SESEORANG, kata Yesus, tidak baru berdosa setelah ia membunuh atau
berzina. Seperti pada beberapa penyakit tertentu, penyakit itu telah
mulai sejak amat awal. Dosa membunuh berawal dari membiarkan diri
dikuasai amarah. Sedang dosa berzina, menurut Yesus, telah terjadi
ketika orang melarutkan diri tanpa melawan dalam arus nafsu
kedagingannya Mungkin sambil berkata, ”Toh saya tidak berbuat apa-apa?!”

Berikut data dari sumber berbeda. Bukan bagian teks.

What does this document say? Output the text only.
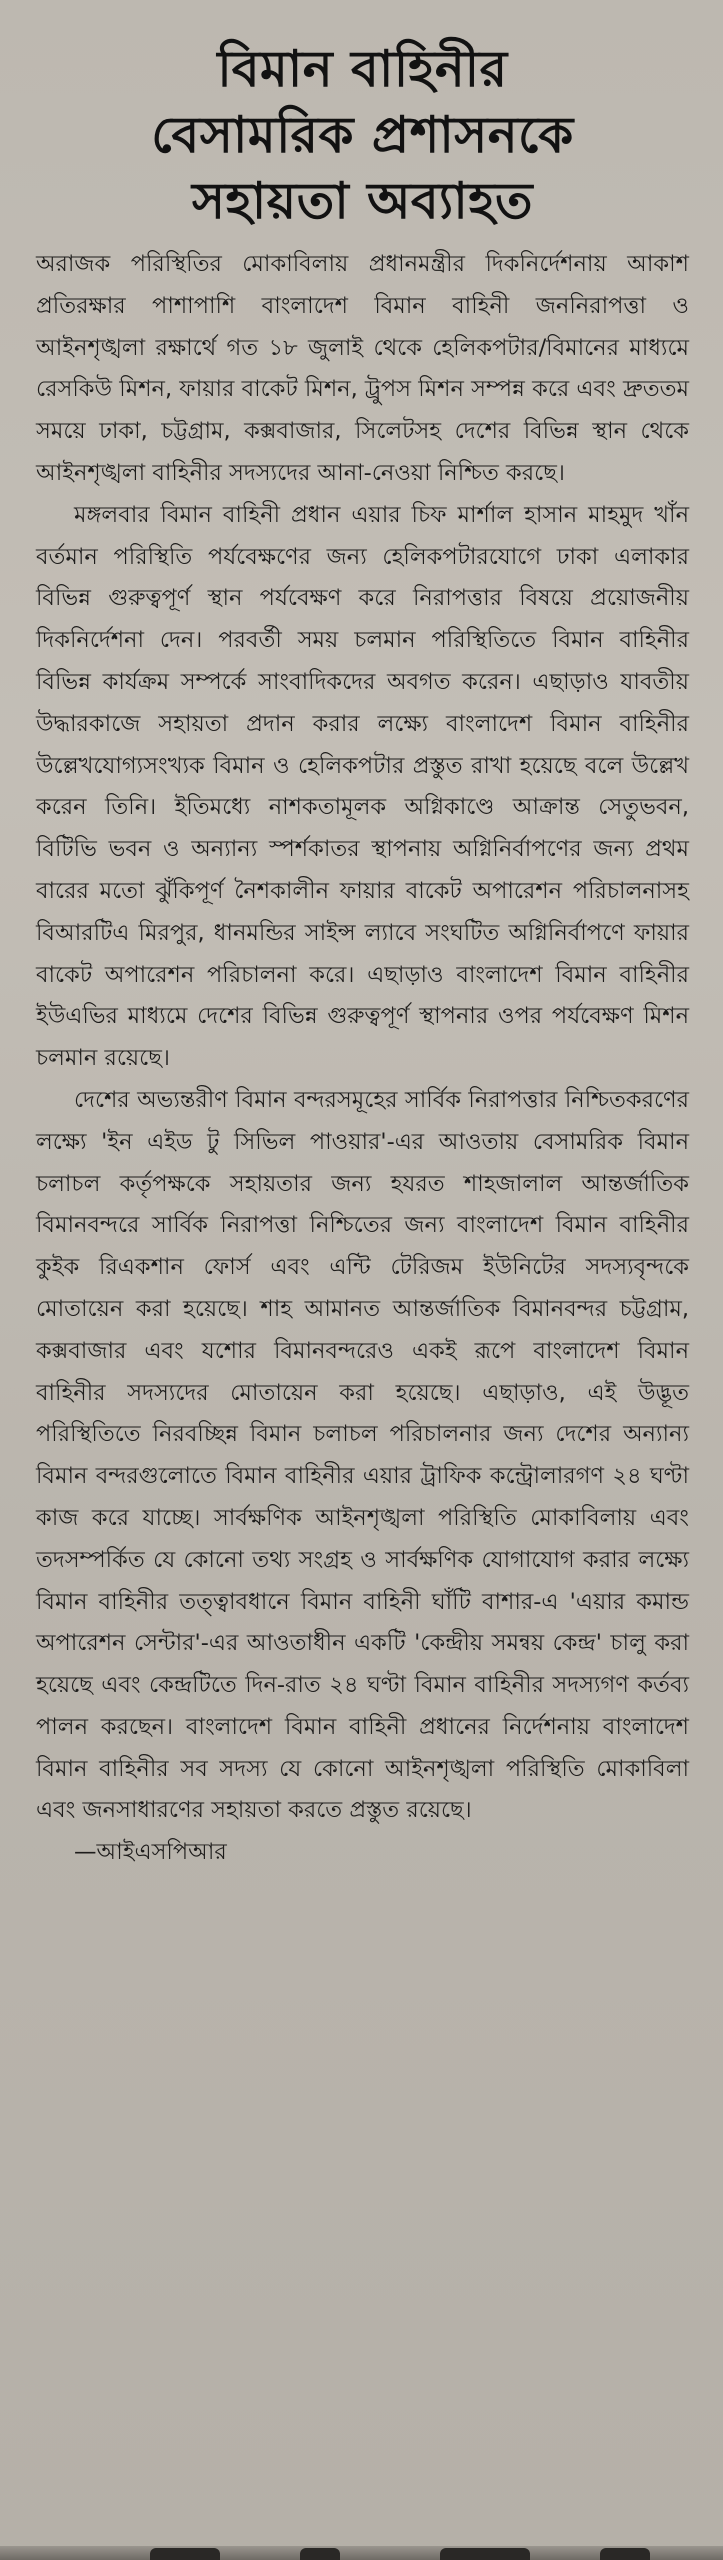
বিমান বাহিনীর
বেসামরিক প্রশাসনকে
সহায়তা অব্যাহত

অরাজক পরিস্থিতির মোকাবিলায় প্রধানমন্ত্রীর দিকনির্দেশনায় আকাশ প্রতিরক্ষার পাশাপাশি বাংলাদেশ বিমান বাহিনী জননিরাপত্তা ও আইনশৃঙ্খলা রক্ষার্থে গত ১৮ জুলাই থেকে হেলিকপটার/বিমানের মাধ্যমে রেসকিউ মিশন, ফায়ার বাকেট মিশন, ট্রুপস মিশন সম্পন্ন করে এবং দ্রুততম সময়ে ঢাকা, চট্টগ্রাম, কক্সবাজার, সিলেটসহ দেশের বিভিন্ন স্থান থেকে আইনশৃঙ্খলা বাহিনীর সদস্যদের আনা-নেওয়া নিশ্চিত করছে।

মঙ্গলবার বিমান বাহিনী প্রধান এয়ার চিফ মার্শাল হাসান মাহমুদ খাঁন বর্তমান পরিস্থিতি পর্যবেক্ষণের জন্য হেলিকপটারযোগে ঢাকা এলাকার বিভিন্ন গুরুত্বপূর্ণ স্থান পর্যবেক্ষণ করে নিরাপত্তার বিষয়ে প্রয়োজনীয় দিকনির্দেশনা দেন। পরবর্তী সময় চলমান পরিস্থিতিতে বিমান বাহিনীর বিভিন্ন কার্যক্রম সম্পর্কে সাংবাদিকদের অবগত করেন। এছাড়াও যাবতীয় উদ্ধারকাজে সহায়তা প্রদান করার লক্ষ্যে বাংলাদেশ বিমান বাহিনীর উল্লেখযোগ্যসংখ্যক বিমান ও হেলিকপটার প্রস্তুত রাখা হয়েছে বলে উল্লেখ করেন তিনি। ইতিমধ্যে নাশকতামূলক অগ্নিকাণ্ডে আক্রান্ত সেতুভবন, বিটিভি ভবন ও অন্যান্য স্পর্শকাতর স্থাপনায় অগ্নিনির্বাপণের জন্য প্রথম বারের মতো ঝুঁকিপূর্ণ নৈশকালীন ফায়ার বাকেট অপারেশন পরিচালনাসহ বিআরটিএ মিরপুর, ধানমন্ডির সাইন্স ল্যাবে সংঘটিত অগ্নিনির্বাপণে ফায়ার বাকেট অপারেশন পরিচালনা করে। এছাড়াও বাংলাদেশ বিমান বাহিনীর ইউএভির মাধ্যমে দেশের বিভিন্ন গুরুত্বপূর্ণ স্থাপনার ওপর পর্যবেক্ষণ মিশন চলমান রয়েছে।

দেশের অভ্যন্তরীণ বিমান বন্দরসমূহের সার্বিক নিরাপত্তার নিশ্চিতকরণের লক্ষ্যে 'ইন এইড টু সিভিল পাওয়ার'-এর আওতায় বেসামরিক বিমান চলাচল কর্তৃপক্ষকে সহায়তার জন্য হযরত শাহজালাল আন্তর্জাতিক বিমানবন্দরে সার্বিক নিরাপত্তা নিশ্চিতের জন্য বাংলাদেশ বিমান বাহিনীর কুইক রিএকশান ফোর্স এবং এন্টি টেরিজম ইউনিটের সদস্যবৃন্দকে মোতায়েন করা হয়েছে। শাহ আমানত আন্তর্জাতিক বিমানবন্দর চট্টগ্রাম, কক্সবাজার এবং যশোর বিমানবন্দরেও একই রূপে বাংলাদেশ বিমান বাহিনীর সদস্যদের মোতায়েন করা হয়েছে। এছাড়াও, এই উদ্ভূত পরিস্থিতিতে নিরবচ্ছিন্ন বিমান চলাচল পরিচালনার জন্য দেশের অন্যান্য বিমান বন্দরগুলোতে বিমান বাহিনীর এয়ার ট্রাফিক কন্ট্রোলারগণ ২৪ ঘণ্টা কাজ করে যাচ্ছে। সার্বক্ষণিক আইনশৃঙ্খলা পরিস্থিতি মোকাবিলায় এবং তদসম্পর্কিত যে কোনো তথ্য সংগ্রহ ও সার্বক্ষণিক যোগাযোগ করার লক্ষ্যে বিমান বাহিনীর তত্ত্বাবধানে বিমান বাহিনী ঘাঁটি বাশার-এ 'এয়ার কমান্ড অপারেশন সেন্টার'-এর আওতাধীন একটি 'কেন্দ্রীয় সমন্বয় কেন্দ্র' চালু করা হয়েছে এবং কেন্দ্রটিতে দিন-রাত ২৪ ঘণ্টা বিমান বাহিনীর সদস্যগণ কর্তব্য পালন করছেন। বাংলাদেশ বিমান বাহিনী প্রধানের নির্দেশনায় বাংলাদেশ বিমান বাহিনীর সব সদস্য যে কোনো আইনশৃঙ্খলা পরিস্থিতি মোকাবিলা এবং জনসাধারণের সহায়তা করতে প্রস্তুত রয়েছে।

—আইএসপিআর
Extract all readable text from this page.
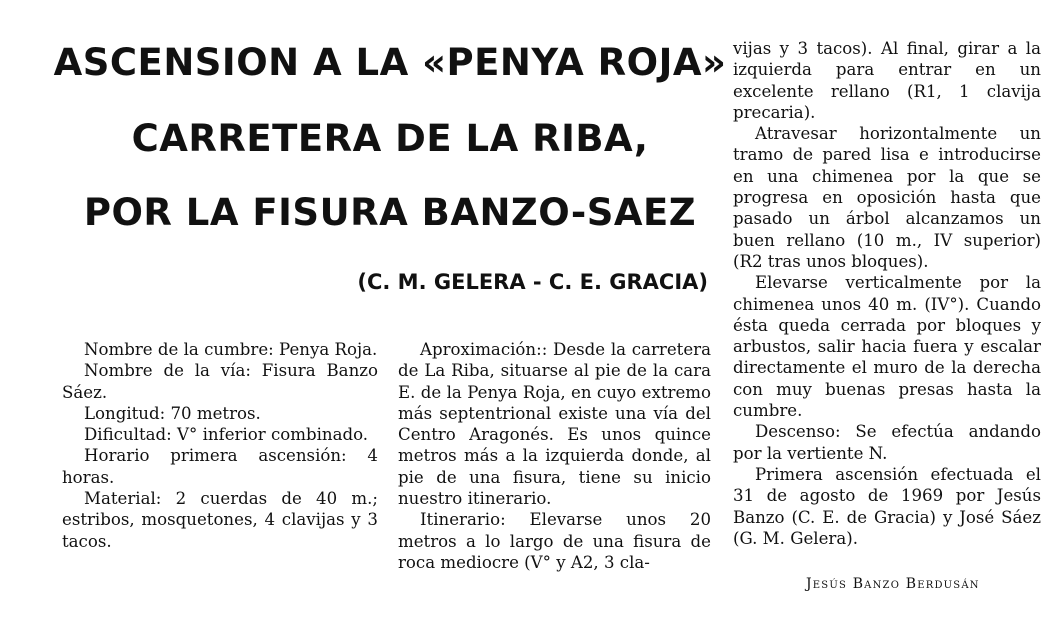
ASCENSION A LA «PENYA ROJA»
CARRETERA DE LA RIBA,
POR LA FISURA BANZO-SAEZ
(C. M. GELERA - C. E. GRACIA)

Nombre de la cumbre: Penya Roja.

Nombre de la vía: Fisura Banzo Sáez.

Longitud: 70 metros.

Dificultad: V° inferior combinado.

Horario primera ascensión: 4 horas.

Material: 2 cuerdas de 40 m.; estribos, mosquetones, 4 clavijas y 3 tacos.

Aproximación:: Desde la carretera de La Riba, situarse al pie de la cara E. de la Penya Roja, en cuyo extremo más septentrional existe una vía del Centro Aragonés. Es unos quince metros más a la izquierda donde, al pie de una fisura, tiene su inicio nuestro itinerario.

Itinerario: Elevarse unos 20 metros a lo largo de una fisura de roca mediocre (V° y A2, 3 cla-

vijas y 3 tacos). Al final, girar a la izquierda para entrar en un excelente rellano (R1, 1 clavija precaria).

Atravesar horizontalmente un tramo de pared lisa e introducirse en una chimenea por la que se progresa en oposición hasta que pasado un árbol alcanzamos un buen rellano (10 m., IV superior) (R2 tras unos bloques).

Elevarse verticalmente por la chimenea unos 40 m. (IV°). Cuando ésta queda cerrada por bloques y arbustos, salir hacia fuera y escalar directamente el muro de la derecha con muy buenas presas hasta la cumbre.

Descenso: Se efectúa andando por la vertiente N.

Primera ascensión efectuada el 31 de agosto de 1969 por Jesús Banzo (C. E. de Gracia) y José Sáez (G. M. Gelera).

Jesús Banzo Berdusán
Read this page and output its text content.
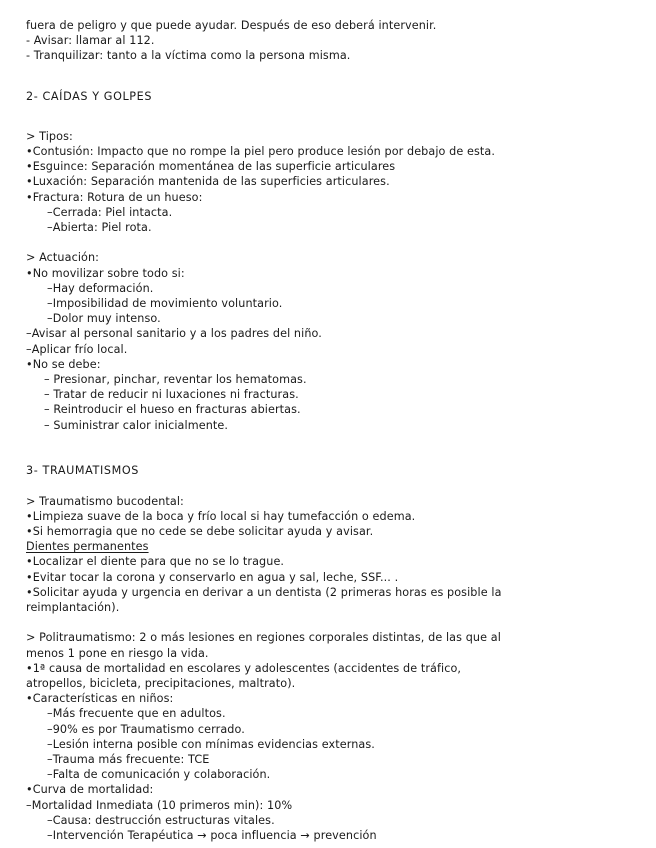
fuera de peligro y que puede ayudar. Después de eso deberá intervenir.
- Avisar: llamar al 112.
- Tranquilizar: tanto a la víctima como la persona misma.
2- CAÍDAS Y GOLPES
> Tipos:
•Contusión: Impacto que no rompe la piel pero produce lesión por debajo de esta.
•Esguince: Separación momentánea de las superficie articulares
•Luxación: Separación mantenida de las superficies articulares.
•Fractura: Rotura de un hueso:
–Cerrada: Piel intacta.
–Abierta: Piel rota.
> Actuación:
•No movilizar sobre todo si:
–Hay deformación.
–Imposibilidad de movimiento voluntario.
–Dolor muy intenso.
–Avisar al personal sanitario y a los padres del niño.
–Aplicar frío local.
•No se debe:
– Presionar, pinchar, reventar los hematomas.
– Tratar de reducir ni luxaciones ni fracturas.
– Reintroducir el hueso en fracturas abiertas.
– Suministrar calor inicialmente.
3- TRAUMATISMOS
> Traumatismo bucodental:
•Limpieza suave de la boca y frío local si hay tumefacción o edema.
•Si hemorragia que no cede se debe solicitar ayuda y avisar.
Dientes permanentes
•Localizar el diente para que no se lo trague.
•Evitar tocar la corona y conservarlo en agua y sal, leche, SSF... .
•Solicitar ayuda y urgencia en derivar a un dentista (2 primeras horas es posible la
reimplantación).
> Politraumatismo: 2 o más lesiones en regiones corporales distintas, de las que al
menos 1 pone en riesgo la vida.
•1ª causa de mortalidad en escolares y adolescentes (accidentes de tráfico,
atropellos, bicicleta, precipitaciones, maltrato).
•Características en niños:
–Más frecuente que en adultos.
–90% es por Traumatismo cerrado.
–Lesión interna posible con mínimas evidencias externas.
–Trauma más frecuente: TCE
–Falta de comunicación y colaboración.
•Curva de mortalidad:
–Mortalidad Inmediata (10 primeros min): 10%
–Causa: destrucción estructuras vitales.
–Intervención Terapéutica → poca influencia → prevención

Ismail Marzuki dalam salah satu gubahannya, mengungkapkan apa yang saya
kemukakan itu. Yaitu ketika sang pemuja gadis ”Ayati” setengah bertanya
mengatakan, ”Dosakah hamba, memuja dikau dalam mimpi. Hanya dalam mimpi?!”
Toh cuma dalam mimpi, tidak apa-apa ‘kan?!
Yesus berkata, ”Tidak” Sel kanker yang menyebar liar begitu berbahaya ke
seluruh tubuh dimulai dengan satu sel saja! Dosa membunuh berawal dari
amarah yang tidak segera dikendalikan. Amarah ini berubah menjadi
kebencian. Kemudian kebencian bermetamorfose menjadi dendam. Dan
akhirnya dendam hanya menanti kesempatan untuk menjadi tindakan..
Sebelum orang membunuh dengan tangannya, ia terlebih dahulu membunuh
dalam hatinya.
Tak ada ”dosa kecil” atau ”dosa besar”. Sebab ”dosa besar” selalu
berasal dan berawal dari ”dosa kecil” yang dibiarkan. Bagaikan luka
kecil di kulit. Sebaliknya dari pada diobati, luka kecil tersebut
dikorek-korek terus setiap kali. Maka luka pun menganga lagi. Dan luka
ini akan terus berkembang menjadi kian berbahaya.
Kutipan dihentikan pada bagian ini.